Imposing its highest fine for client asset breaches, Britain's financial regulator said there were "significant weaknesses" in Barclays' systems and controls between November 2007 and January 2012 that put 16.5 billion pounds of client's assets at risk.
The Financial Conduct Authority (FCA), which has tightened rules governing client asset protection since the collapse of Wall Street bank Lehman Brothers in 2008, said that customers risked incurring extra costs, lengthy delays or losing their assets if the bank had become insolvent.

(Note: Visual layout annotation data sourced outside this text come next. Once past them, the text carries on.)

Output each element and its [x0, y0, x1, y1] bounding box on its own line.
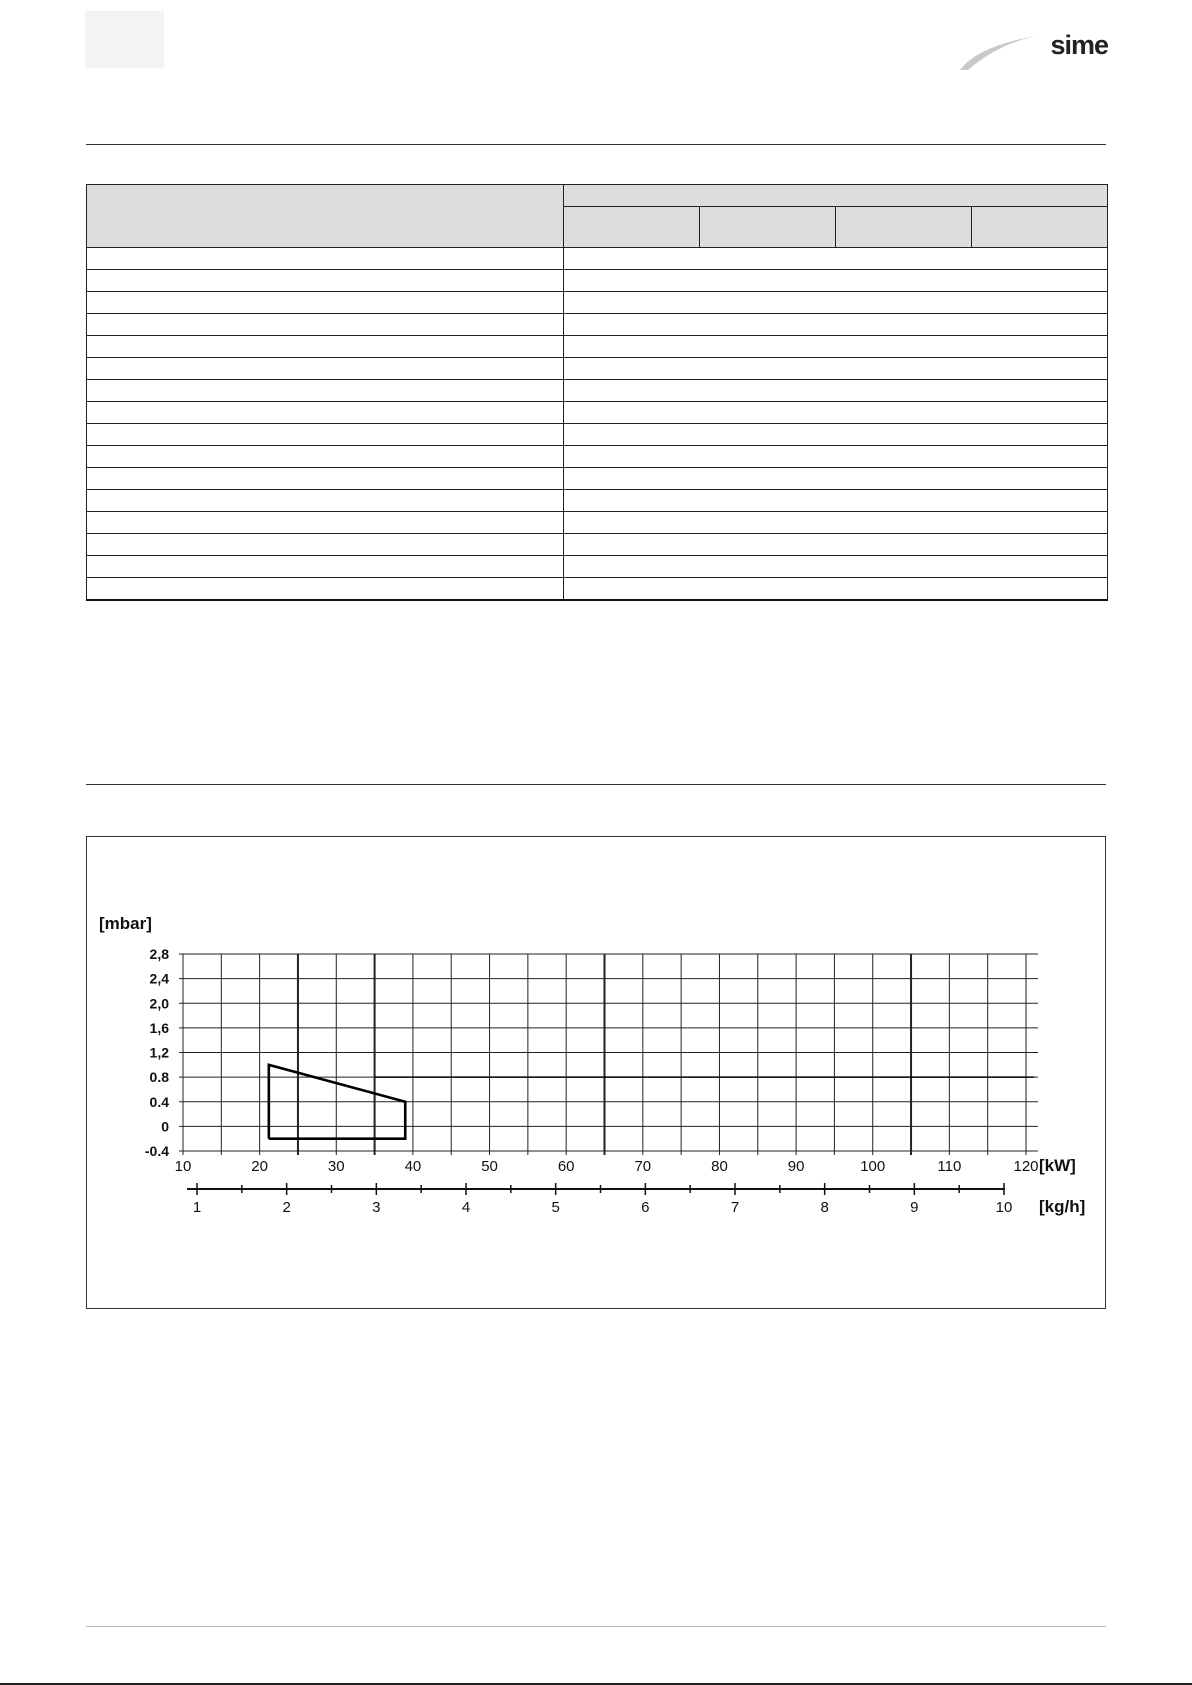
table-body — [87, 248, 1108, 601]
table-cell-parameter — [87, 578, 564, 601]
y-tick-label: 1,2 — [149, 1044, 169, 1061]
table-cell-parameter — [87, 468, 564, 490]
top-divider — [86, 144, 1106, 145]
table-row — [87, 578, 1108, 601]
secondary-tick-label: 6 — [641, 1199, 650, 1216]
table-cell-value — [564, 336, 1108, 358]
table-cell-value — [564, 446, 1108, 468]
logo-swoosh-icon — [958, 26, 1038, 72]
secondary-tick-label: 4 — [461, 1199, 471, 1216]
y-tick-label: 1,6 — [149, 1019, 169, 1036]
x-tick-label: 90 — [787, 1158, 805, 1175]
y-tick-label: 2,4 — [149, 970, 169, 987]
y-tick-label: -0.4 — [144, 1143, 169, 1159]
secondary-tick-label: 9 — [910, 1199, 919, 1216]
table-cell-value — [564, 578, 1108, 601]
secondary-tick-label: 1 — [192, 1199, 202, 1216]
table-row — [87, 446, 1108, 468]
secondary-tick-label: 10 — [995, 1199, 1013, 1216]
table-row — [87, 248, 1108, 270]
table-cell-parameter — [87, 358, 564, 380]
table-cell-value — [564, 358, 1108, 380]
table-row — [87, 270, 1108, 292]
x-axis-label: [kW] — [1039, 1156, 1076, 1175]
table-row — [87, 314, 1108, 336]
x-tick-label: 30 — [327, 1158, 345, 1175]
table-header-col-1 — [564, 207, 700, 248]
table-cell-value — [564, 270, 1108, 292]
table-cell-value — [564, 424, 1108, 446]
table-cell-parameter — [87, 336, 564, 358]
y-tick-label: 2,8 — [149, 946, 169, 962]
table-cell-value — [564, 314, 1108, 336]
table-cell-parameter — [87, 314, 564, 336]
brand-logo-text: sime — [1050, 30, 1108, 60]
table-cell-parameter — [87, 556, 564, 578]
table-cell-parameter — [87, 534, 564, 556]
table-row — [87, 490, 1108, 512]
x-tick-label: 50 — [481, 1158, 498, 1175]
table-row — [87, 512, 1108, 534]
pressure-chart — [87, 837, 1107, 1310]
table-cell-parameter — [87, 248, 564, 270]
table-header-col-4 — [972, 207, 1108, 248]
secondary-tick-label: 5 — [551, 1199, 560, 1216]
table-row — [87, 468, 1108, 490]
table-row — [87, 358, 1108, 380]
table-header-parameter — [87, 185, 564, 248]
sime-logo — [958, 26, 1108, 72]
y-tick-label: 2,0 — [149, 995, 169, 1012]
x-tick-label: 20 — [251, 1158, 268, 1175]
x-tick-label: 60 — [557, 1158, 575, 1175]
table-cell-value — [564, 292, 1108, 314]
secondary-tick-label: 2 — [282, 1199, 291, 1216]
table-cell-value — [564, 490, 1108, 512]
table-cell-value — [564, 402, 1108, 424]
section-divider — [86, 784, 1106, 785]
x-tick-label: 100 — [860, 1158, 886, 1175]
x-tick-label: 10 — [174, 1158, 192, 1175]
table-row — [87, 292, 1108, 314]
secondary-tick-label: 3 — [372, 1199, 381, 1216]
table-cell-parameter — [87, 424, 564, 446]
table-cell-parameter — [87, 292, 564, 314]
x-tick-label: 110 — [937, 1158, 962, 1175]
table-cell-value — [564, 512, 1108, 534]
x-tick-label: 120 — [1013, 1158, 1039, 1175]
table-cell-value — [564, 380, 1108, 402]
table-row — [87, 556, 1108, 578]
table-cell-parameter — [87, 490, 564, 512]
table-cell-value — [564, 534, 1108, 556]
table-cell-parameter — [87, 512, 564, 534]
x-tick-label: 40 — [404, 1158, 422, 1175]
x-tick-label: 80 — [711, 1158, 728, 1175]
table-row — [87, 336, 1108, 358]
table-row — [87, 534, 1108, 556]
table-row — [87, 424, 1108, 446]
table-cell-parameter — [87, 402, 564, 424]
table-header-col-3 — [836, 207, 972, 248]
table-cell-parameter — [87, 446, 564, 468]
chart-frame — [86, 836, 1106, 1309]
table-cell-value — [564, 468, 1108, 490]
table-cell-parameter — [87, 270, 564, 292]
footer-rule — [86, 1626, 1106, 1627]
table-row — [87, 380, 1108, 402]
table-row — [87, 402, 1108, 424]
table-cell-parameter — [87, 380, 564, 402]
y-axis-label: [mbar] — [99, 914, 152, 933]
corner-placeholder — [85, 11, 164, 68]
secondary-axis-label: [kg/h] — [1039, 1197, 1086, 1216]
secondary-tick-label: 7 — [730, 1199, 740, 1216]
x-tick-label: 70 — [634, 1158, 652, 1175]
y-tick-label: 0 — [161, 1118, 169, 1135]
secondary-tick-label: 8 — [820, 1199, 829, 1216]
table-cell-value — [564, 556, 1108, 578]
y-tick-label: 0.8 — [149, 1069, 169, 1086]
table-cell-value — [564, 248, 1108, 270]
y-tick-label: 0.4 — [149, 1093, 169, 1110]
table-header-col-2 — [700, 207, 836, 248]
specification-table — [86, 184, 1108, 601]
table-header-group — [564, 185, 1108, 207]
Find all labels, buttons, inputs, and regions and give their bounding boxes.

"Barclays failed to apply the lessons from our previous enforcement actions, numerous industry-wide warnings and exposed its clients to unnecessary risk," said Tracey McDermott, the head of enforcement and financial crime at the FCA.
"All firms should be clear after Lehman that there is no excuse for failing to safeguard client assets."
Barclays, which said it did not profit from these failings and that no customer had lost money, qualified for a 30 percent fine reduction because it cooperated with the FCA. This reduced the penalty from an original 54 million pounds.
"Barclays identified and self-reported to the FCA the issues giving rise to the FCA's findings and we accept their conclusion," the bank said in an emailed statement. "Barclays has subsequently enhanced its systems to resolve these issues and to ensure we have the requisite processes in place."